La Californie est l’équivalent de la cinquième plus importante économie de la planète, mais c’est aussi une zone particulièrement fertile, où l’on trouve une industrie agricole titanesque évaluée à 59 milliards de dollars américains. Et pour justement sauver cette industrie menacée par la crise climatique, des chercheurs proposent un plan radical.
Le plan en question, proposé par des chercheurs de l’Université de la Californie et publié dans Proceedings of the National Academy of Sciences, fournit une série d’étapes pour la mise en place de nouveaux systèmes de captation, de stockage et de distribution d’eau potable, le tout en respectant les projections climatiques et les écosystèmes.
On y évoque aussi la réutilisation des eaux d’écoulement et des sources souterraines, alors que celles-ci s’écoulent généralement des montagnes vers les terres côtières.
« La disponibilité de l’eau potable est en baisse en raison de la crise climatique, notamment à cause de l’évaporation et de la transpiration, mais aussi parce que nous n’avons pas les systèmes en place pour capter et utiliser les flots d’eau plus vastes et plus variés qui sont désormais la norme », a affirmé Kurt Schwabe, professeur de politiques publiques et coauteur de l’étude.
Une planète plus chaude signifie, pour la Californie, un nombre réduit de chutes de pluie et de neige, mais en des quantités plus importantes. Cette hausse des températures et des hivers écourtés entraîne aussi le stockage de plus grands volumes d’eau sous la forme de couverts de neige, en montagne, couverts qui permettent habituellement de remplir les réservoirs californiens, au printemps.
Par ailleurs, une plus grande quantité d’eau disparaît aussi en raison de l’évaporation.
Cela veut dire, écrivent les chercheurs, que l’agriculture, qui utilise environ 80% de l’eau consommée dans cet État américain, devra s’ajuster à un avenir où l’eau servant à l’irrigation sera disponible en quantités moindres.
Afin de pallier à ces problèmes et réduire l’impact climatique sur l’agriculture, les scientifiques proposent un système plus simple et plus réactif qui peut capter et stocker l’eau déversée par les grandes tempêtes avant que celle-ci ne se retrouve dans l’océan, histoire d’éviter les inondations, mais aussi de permettre de continuer à faire pousser les récoltes lors des mois d’été chauds et secs.
Pour ce faire, l’État doit augmenter ses capacités de stockage, mais cela ne veut pas nécessairement dire construire davantage de barrages et de réservoirs, affirme le Pr Schwabe.
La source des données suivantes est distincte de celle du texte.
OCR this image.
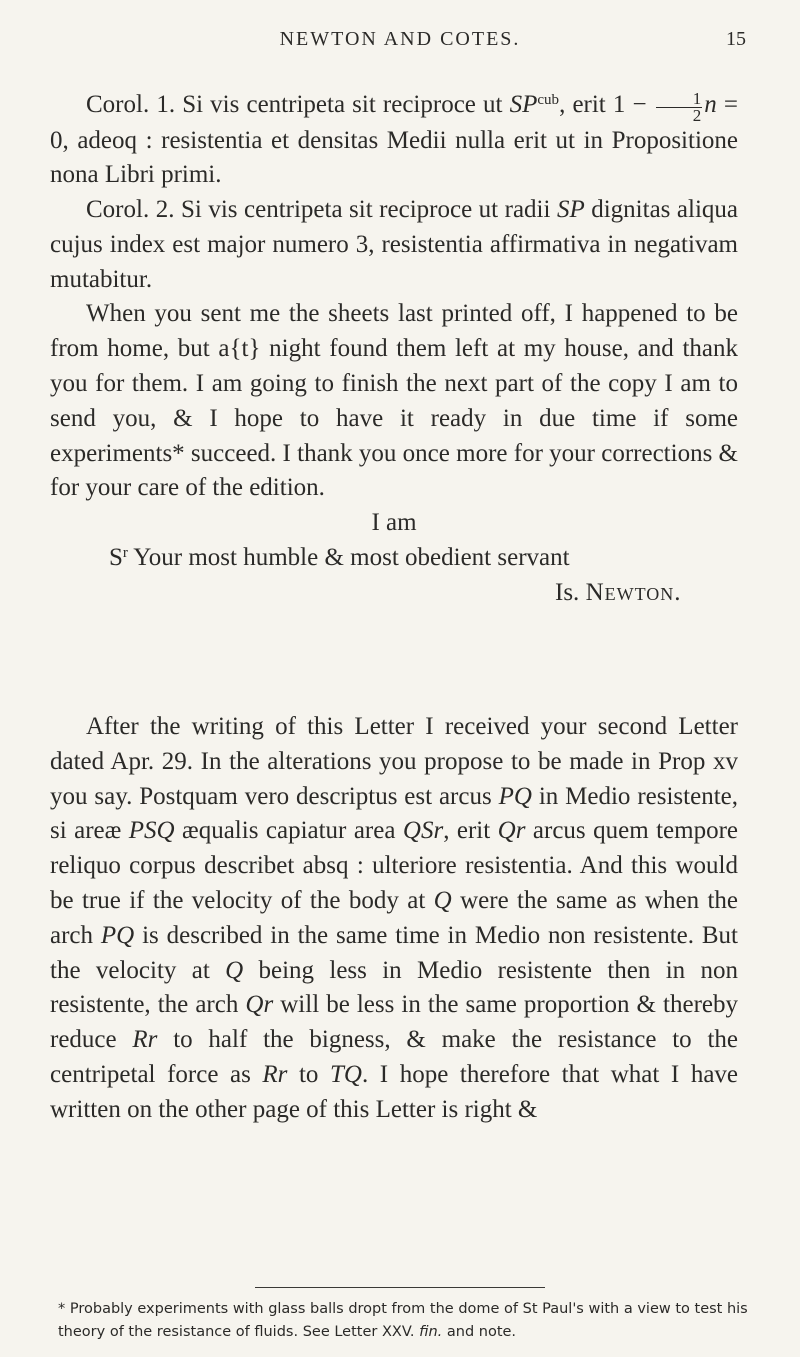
NEWTON AND COTES.	15

Corol. 1. Si vis centripeta sit reciproce ut $SP^{cub}$, erit $1 - \frac{1}{2}$ n = 0, adeoq : resistentia et densitas Medii nulla erit ut in Propositione nona Libri primi.

Corol. 2. Si vis centripeta sit reciproce ut radii SP dignitas aliqua cujus index est major numero 3, resistentia affirmativa in negativam mutabitur.

When you sent me the sheets last printed off, I happened to be from home, but a{t} night found them left at my house, and thank you for them. I am going to finish the next part of the copy I am to send you, & I hope to have it ready in due time if some experiments* succeed. I thank you once more for your corrections & for your care of the edition.

I am

$S^r$ Your most humble & most obedient servant

Is. Newton.

After the writing of this Letter I received your second Letter dated Apr. 29. In the alterations you propose to be made in Prop xv you say. Postquam vero descriptus est arcus PQ in Medio resistente, si areæ PSQ æqualis capiatur area QSr, erit Qr arcus quem tempore reliquo corpus describet absq : ulteriore resistentia. And this would be true if the velocity of the body at Q were the same as when the arch PQ is described in the same time in Medio non resistente. But the velocity at Q being less in Medio resistente then in non resistente, the arch Qr will be less in the same proportion & thereby reduce Rr to half the bigness, & make the resistance to the centripetal force as Rr to TQ. I hope therefore that what I have written on the other page of this Letter is right &

* Probably experiments with glass balls dropt from the dome of St Paul's with a view to test his theory of the resistance of fluids. See Letter XXV. fin. and note.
En fait, on trouve de grandes capacités de stockage dans les nappes phréatiques maintenant à sec, sous la région de Central Valley et sous les plaines côtières.
« C’est vraiment quelque chose de positif », soutient le chercheur. « Nous pouvons commencer à accueillir davantage de ces flots liés aux inondations, et les stocker dans les nappes phréatiques. Nous avons beaucoup de capacité, et vous n’avez pas les problèmes d’évaporation, comme avec les réservoirs de surface. »
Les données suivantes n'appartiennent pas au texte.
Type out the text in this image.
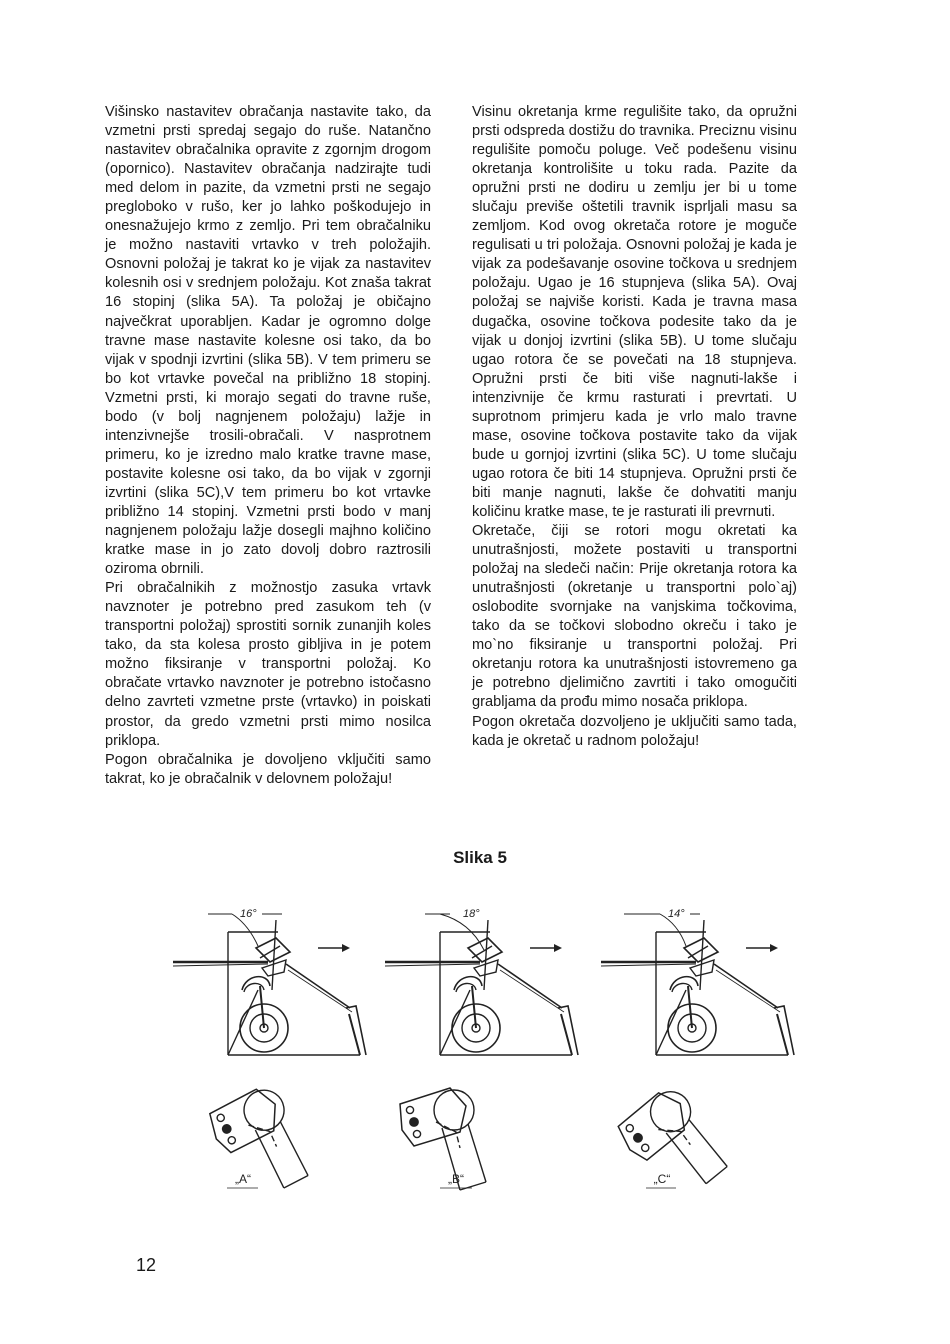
Višinsko nastavitev obračanja nastavite tako, da vzmetni prsti spredaj segajo do ruše. Natančno nastavitev obračalnika opravite z zgornjm drogom (opornico). Nastavitev obračanja nadzirajte tudi med delom in pazite, da vzmetni prsti ne segajo pregloboko v rušo, ker jo lahko poškodujejo in onesnažujejo krmo z zemljo. Pri tem obračalniku je možno nastaviti vrtavko v treh položajih. Osnovni položaj je takrat ko je vijak za nastavitev kolesnih osi v srednjem položaju. Kot znaša takrat 16 stopinj (slika 5A). Ta položaj je običajno največkrat uporabljen. Kadar je ogromno dolge travne mase nastavite kolesne osi tako, da bo vijak v spodnji izvrtini (slika 5B). V tem primeru se bo kot vrtavke povečal na približno 18 stopinj. Vzmetni prsti, ki morajo segati do travne ruše, bodo (v bolj nagnjenem položaju) lažje in intenzivnejše trosili-obračali. V nasprotnem primeru, ko je izredno malo kratke travne mase, postavite kolesne osi tako, da bo vijak v zgornji izvrtini (slika 5C),V tem primeru bo kot vrtavke približno 14 stopinj. Vzmetni prsti bodo v manj nagnjenem položaju lažje dosegli majhno količino kratke mase in jo zato dovolj dobro raztrosili oziroma obrnili.

Pri obračalnikih z možnostjo zasuka vrtavk navznoter je potrebno pred zasukom teh (v transportni položaj) sprostiti sornik zunanjih koles tako, da sta kolesa prosto gibljiva in je potem možno fiksiranje v transportni položaj. Ko obračate vrtavko navznoter je potrebno istočasno delno zavrteti vzmetne prste (vrtavko) in poiskati prostor, da gredo vzmetni prsti mimo nosilca priklopa.

Pogon obračalnika je dovoljeno vključiti samo takrat, ko je obračalnik v delovnem položaju!

Visinu okretanja krme regulišite tako, da opružni prsti odspreda dostižu do travnika. Preciznu visinu regulišite pomoču poluge. Več podešenu visinu okretanja kontrolišite u toku rada. Pazite da opružni prsti ne dodiru u zemlju jer bi u tome slučaju previše oštetili travnik isprljali masu sa zemljom. Kod ovog okretača rotore je moguče regulisati u tri položaja. Osnovni položaj je kada je vijak za podešavanje osovine točkova u srednjem položaju. Ugao je 16 stupnjeva (slika 5A). Ovaj položaj se najviše koristi. Kada je travna masa dugačka, osovine točkova podesite tako da je vijak u donjoj izvrtini (slika 5B). U tome slučaju ugao rotora če se povečati na 18 stupnjeva. Opružni prsti če biti više nagnuti-lakše i intenzivnije če krmu rasturati i prevrtati. U suprotnom primjeru kada je vrlo malo travne mase, osovine točkova postavite tako da vijak bude u gornjoj izvrtini (slika 5C). U tome slučaju ugao rotora če biti 14 stupnjeva. Opružni prsti če biti manje nagnuti, lakše če dohvatiti manju količinu kratke mase, te je rasturati ili prevrnuti.

Okretače, čiji se rotori mogu okretati ka unutrašnjosti, možete postaviti u transportni položaj na sledeči način: Prije okretanja rotora ka unutrašnjosti (okretanje u transportni polo`aj) oslobodite svornjake na vanjskima točkovima, tako da se točkovi slobodno okreču i tako je mo`no fiksiranje u transportni položaj. Pri okretanju rotora ka unutrašnjosti istovremeno ga je potrebno djelimično zavrtiti i tako omogučiti grabljama da prođu mimo nosača priklopa.

Pogon okretača dozvoljeno je uključiti samo tada, kada je okretač u radnom položaju!

Slika 5
16°
„A“
18°
„B“
14°
„C“
12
Capter ces flots impliquerait de détourner certains torrents provoqués par les fortes pluies et la fonte accélérée des neiges vers les champs agricoles, ou encore d’autres terrains, où des inondations contrôlées ne provoqueraient pas de dégâts. Cette eau s’écoulerait ensuite vers les nappes phréatiques. Et les agriculteurs disposeraient alors de plus d’eau souterraine pour passer à travers les périodes sèches, tout en permettant de revigorer des habitats sauvages.
Varier les récoltes
Les auteurs des travaux proposent aussi de varier les espèces cultivées par les agriculteurs, afin que ceux-ci disposent d’une plus grande marge de manoeuvre, en lien avec les quantités d’eau disponibles. Et alterner ces récoltes, à l’opposé de la transformation des systèmes d’irrigation, peut entraîner une baisse du volume d’eau consommée, rappelle-t-on.
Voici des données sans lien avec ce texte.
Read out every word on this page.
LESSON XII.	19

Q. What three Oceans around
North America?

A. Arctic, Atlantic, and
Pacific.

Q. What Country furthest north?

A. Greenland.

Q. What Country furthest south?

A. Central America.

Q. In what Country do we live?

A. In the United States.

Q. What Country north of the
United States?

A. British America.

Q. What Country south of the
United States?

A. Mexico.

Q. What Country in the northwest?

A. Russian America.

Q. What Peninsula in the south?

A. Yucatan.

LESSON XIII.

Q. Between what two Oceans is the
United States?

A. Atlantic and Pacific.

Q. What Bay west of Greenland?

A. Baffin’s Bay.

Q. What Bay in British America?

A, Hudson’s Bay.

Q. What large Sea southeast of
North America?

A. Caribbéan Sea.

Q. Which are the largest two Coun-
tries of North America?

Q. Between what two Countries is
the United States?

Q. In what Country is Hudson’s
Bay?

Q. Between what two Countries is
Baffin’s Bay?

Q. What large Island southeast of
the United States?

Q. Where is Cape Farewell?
« Les agriculteurs sont évidemment placés face à une décision économique », a encore mentionné le Pr Schwabe.
Ce dernier soutient que la Californie doit également améliorer la flexibilité de ses systèmes de distribution d’eau. Les trois principaux aqueducs de l’État transportent ainsi principalement l’or bleu du nord vers le sud. Une amélioration des capacités de transport de l’est vers l’ouest, et inversement, permettrait d’accroître l’efficacité de l’utilisation de l’eau, soutient-on, avant d’indiquer que les agriculteurs disposant de plus de réserves pourraient les vendre à ceux dans le besoin.
Et un tel système encouragerait à mieux stocker et utiliser l’eau, affirme le Pr Schwabe.
« Lorsque je me suis installé en Californie, il y a plus de 20 ans, quelqu’un m’a dit de ne pas laisser les autres affirmer qu’il n’y a pas beaucoup d’eau en Californie, parce que c’est faux. Le problème, c’est que cette eau est mal gérée », a-t-il ajouté.